Sondan başlayarak nasıl olduğunu açıklayayım. İslam, bilime ve akla yeterince yer vermeyip, şark zihniyetini öne çıkardığından beri gerilemiş ve sonunda 1900’lerin başında Osmanlı İmparatorluğu’nun yenilmesi ile birlikte kesin bir yenilgi almıştır. Bu yenilginin sebepleri ortadan kalkmadan yani İslam Dünyası aklı, bilimi ön plana almadan yapacağı her türlü başkaldırı, kitleyi heyecanlandıran girişim, “Cihat” sonuçsuz kalacaktır, kalmıştır. Doğrusu bilimsel düşünce doğrultusunda yeni bir teknoloji ve uygarlık yaratmak, çağdaş uygarlığı yakalamak ve geçmektir. Bu tabi ki zaman ve sabır isteyen bir yöntemdir ama doğru olan yöntemdir. Aksi halde İslam Dünyası her kalkışmasında yani “Cihat”ında bölünmeye ve yenilmeye mahkumdur.
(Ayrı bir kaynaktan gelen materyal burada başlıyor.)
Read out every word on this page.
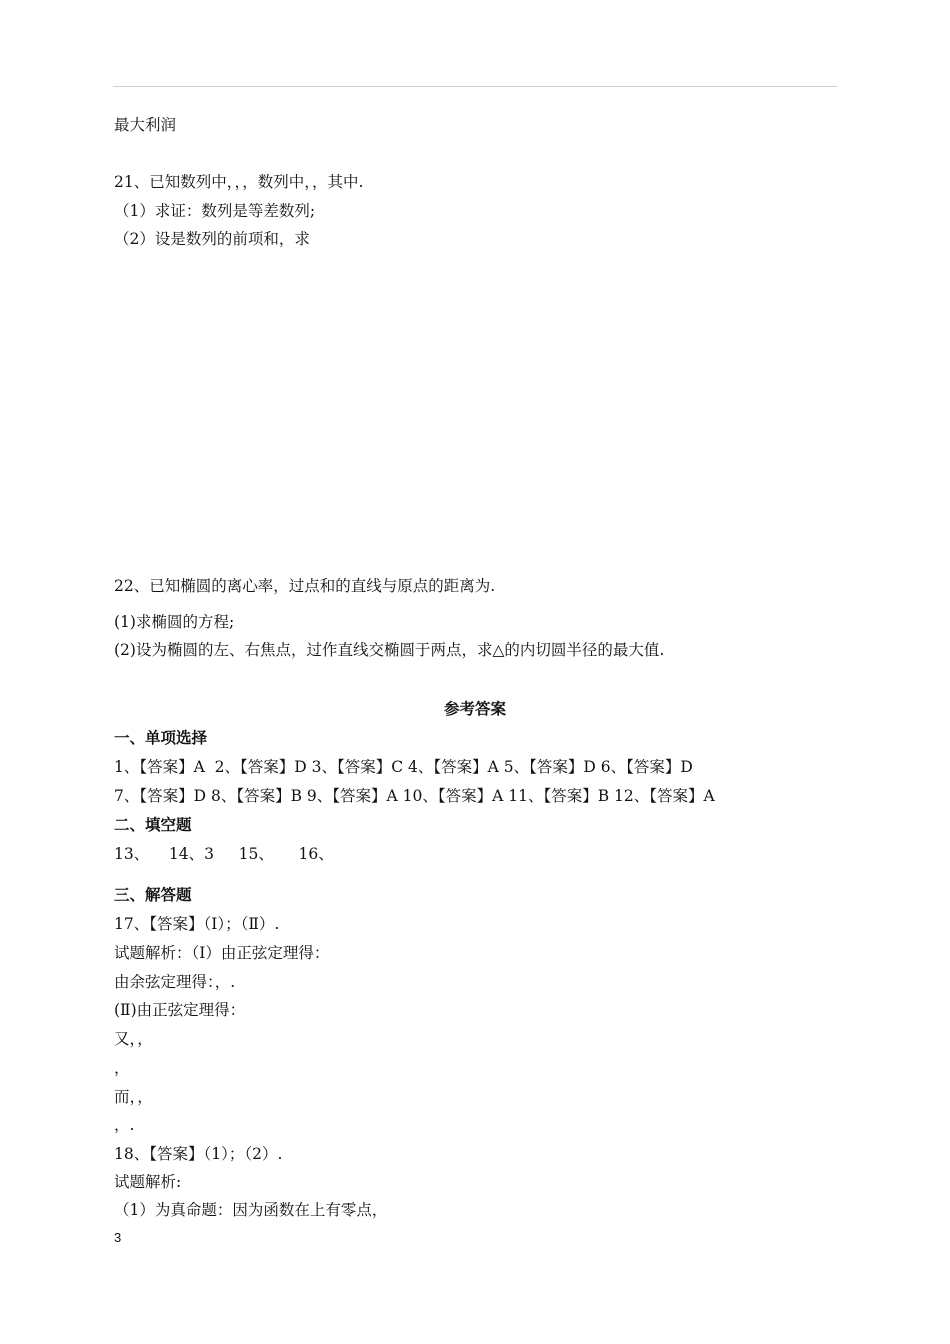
最大利润
21、已知数列中，，，数列中，，其中.
（1）求证：数列是等差数列;
（2）设是数列的前项和，求
22、已知椭圆的离心率，过点和的直线与原点的距离为.
(1)求椭圆的方程;
(2)设为椭圆的左、右焦点，过作直线交椭圆于两点，求△的内切圆半径的最大值.
参考答案
一、单项选择
1、【答案】A  2、【答案】D 3、【答案】C 4、【答案】A 5、【答案】D 6、【答案】D
7、【答案】D 8、【答案】B 9、【答案】A 10、【答案】A 11、【答案】B 12、【答案】A
二、填空题
13、    14、3     15、     16、
三、解答题
17、【答案】（Ⅰ）；（Ⅱ）.
试题解析：（Ⅰ）由正弦定理得：
由余弦定理得：，.
(Ⅱ)由正弦定理得：
又，，
，
而，，
，.
18、【答案】（1）；（2）.
试题解析:
（1）为真命题：因为函数在上有零点，
3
Zaten şimdiye kadar da böyle olmuş, örneğin son 10 yılda İslam Dünyasında 2 milyona yakın Müslüman öldürülmüş ve bölünme artmıştır. Recep Tayyip Erdoğan bu bölünme ve yenilginin mimarlarındandır. Daha önce 1 Mart Teskeresinde Irak’a müdahaleyi savunan Erdoğan, sonra “Yanılmışım, Teskere’nin çıkmaması daha doğru oldu” diyebilmiş ama bugün de Suriye’ye müdahaleyi savunanların başında gelmiştir. Tayyip Beyin tutumu İslam Dünyasında bölünmeyi artırmış, sıkıntı yaratmıştır. İslam Dünyasının Erdoğan gibi liderlerle ayağa kalkma şansı yoktur. Bazen diklenme söz konusu olur ama dik durma asla mümkün değildir. Tayyip Bey, Türkiye’yi de Ortadoğu bataklığının içine sonuna kadar sokmuştur.
Erdoğan, ülke yönetiminde de demokrasi anlayışı, ihtirasları, yaptıkları ve söylemleri ile sorun haline gelmiştir. Demokrasinin temeli olan kuvvetler ayrılığı ilkesini eleştirebilmiş, sandıktan çıkan bir iktidarın toplumun geçmişi, geleceği ve bugünü ile ilgili her türlü kararı verebileceği vehmine kapılmıştır. İstanbul Büyüşehir Belediye Başkanı da fiilen Tayyip Beydir, Tunceli valiside… Bakanlar, valiler devletin değil onun bakanı ve valisidir, Danıştay, Yargıtay, Anayasa Mahkemesi sorun çıkaran kuruluşlardır. Toplumun yarısını evlerinde zor tutmaktadır. Bir dostunun hamile gelini, üstleri çıplak deri pantolonlu muhalifler tarafından tartaklanmıştır. Camiye giren göstericiler her türlü melaneti yapmıştır, vs. Bürokrasi, Yargı, Üniversiteler, Milletvekilleri, Belediye Başkanları Tayyip Beyin getirdiği, ekmek verdiği zevattan oluşmaktadır. Doktorlar “zalim”, diplomatlar “monşer”, çiftçiler “ulan”dır. Medya onun kontrolündedir. Zaten bazı büyük şirketlerin ve medyanın önemli bir kısmının gerçek patronu olduğu herkesin bildiği bir sırdır.
Tayyip Bey son olarak Başkan olma, başkanlık sistemi getirme ihtirası ile Anayasa görüşmelerini tıkamış durumdadır.
Ben az bile yazdım, siz ilavelerde bulunun. İnsan zamanla unutuyor…
Not: Gresaham Yasası bu haftada bu köşede devam etti.